5. God’s Problem After Creating the Universe

The problem with going ice skating is that we enjoy it so much that we want to skate more and more! “Let’s go ice skating today, tomorrow, and the next day, for weeks!” The possibilities could almost be without limit for us to explore our curiosity about skating. Think of figure skating, speed skating, playing hockey, and many other options. Think of the skills you could develop if you skated every day.
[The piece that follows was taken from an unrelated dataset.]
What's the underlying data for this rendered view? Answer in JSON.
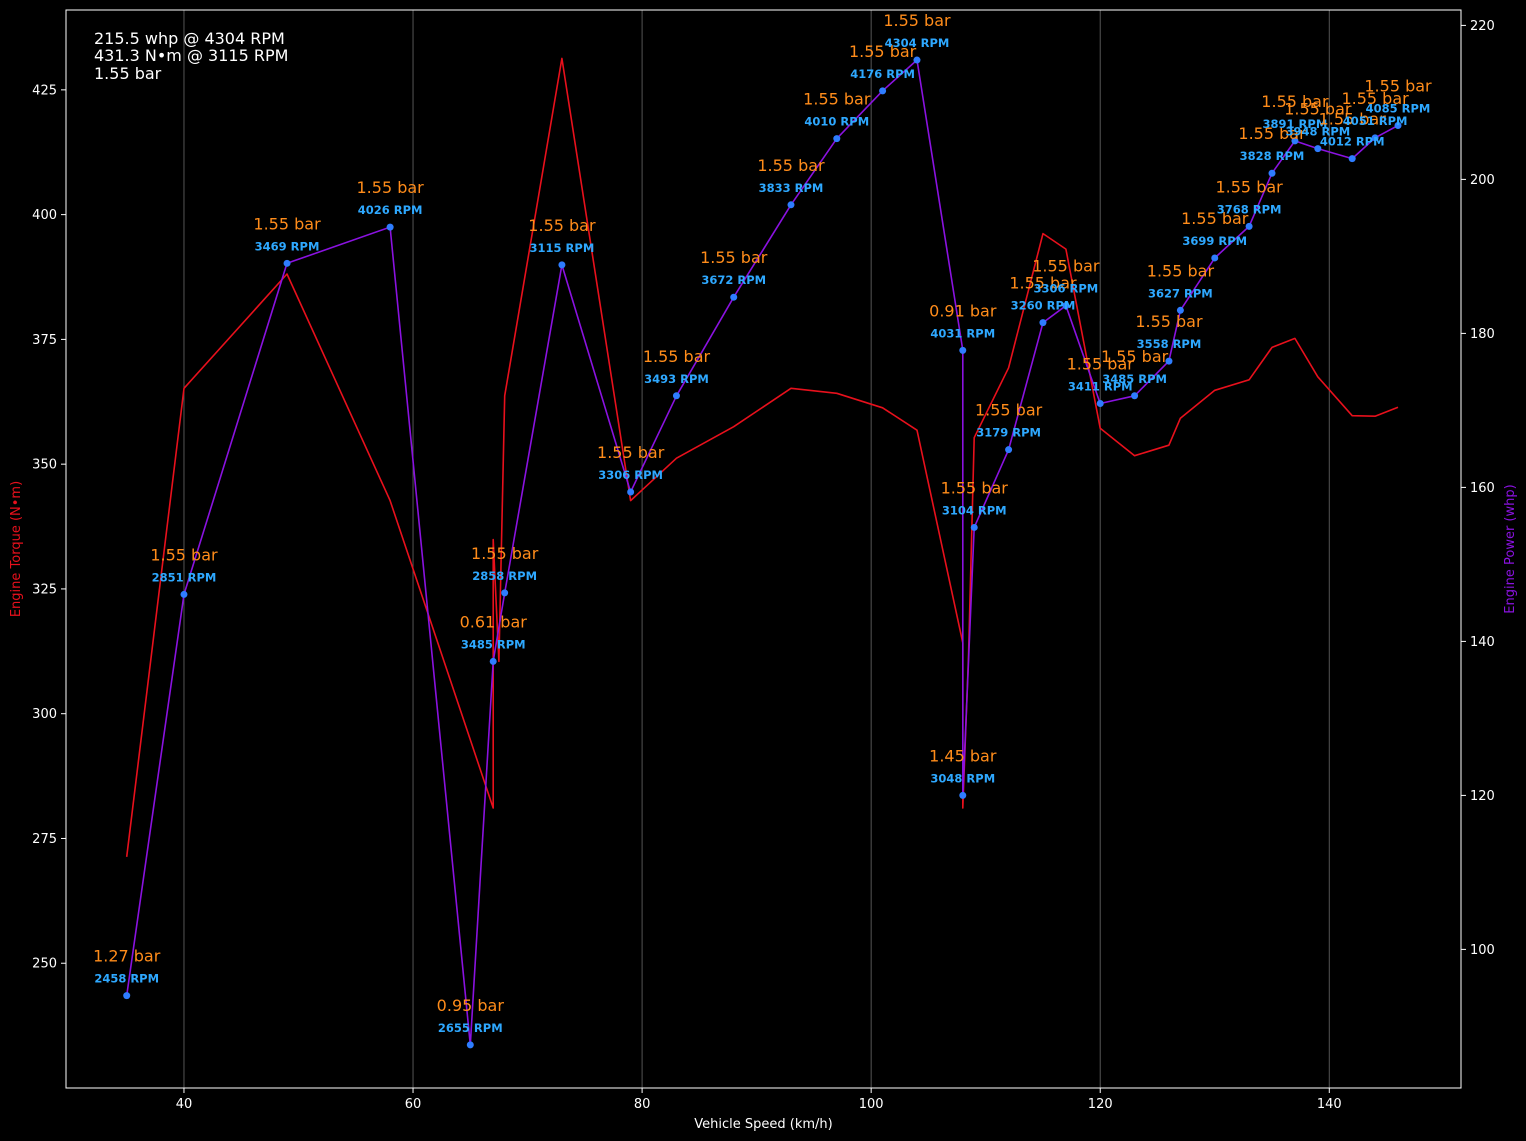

Well, God had the same problem. God had the experience of creation, but once the universe was created, there was no other means yet to experience Itself. It had just created the infinite, material universe of time and space and had gotten to know that part of Itself. But God knew that even if It created more and more universes, It would just be repeating that same experience. I think God wanted more than that. I think God wanted the universe to provide a means for experiencing Itself as a continuing process, just like we do for ourselves.

“Hmmmm,” God must have mused to Itself. Then pondering Its situation in the eternal universe, It must have come to the conclusion that It needed to duplicate Itself in a way that allowed It to experience the ongoing process of living. Now, that may sound a bit silly to you, but think of God this way; God is perfect, eternal, and complete by Itself, BUT! It lacked an ongoing process for gaining experience, until It created people.


NOTE TO THE ADULT READER: The following paragraph may be a bit “deep” for a child, but I have included it to help you understand something really odd about God’s situation.

God exists, is eternal, and is perfect, but God is not alive as we are alive. And, not being alive, God is also not dead. God just IS. Remember, an idea is very much like God. It is neither alive nor dead, it just is. And, an idea is nothing more than just an idea until we put some experience behind it, so the idea is made into something that we can experience. I think God was in pretty much the same place after It had created the universe. It must have asked, “Now what?!”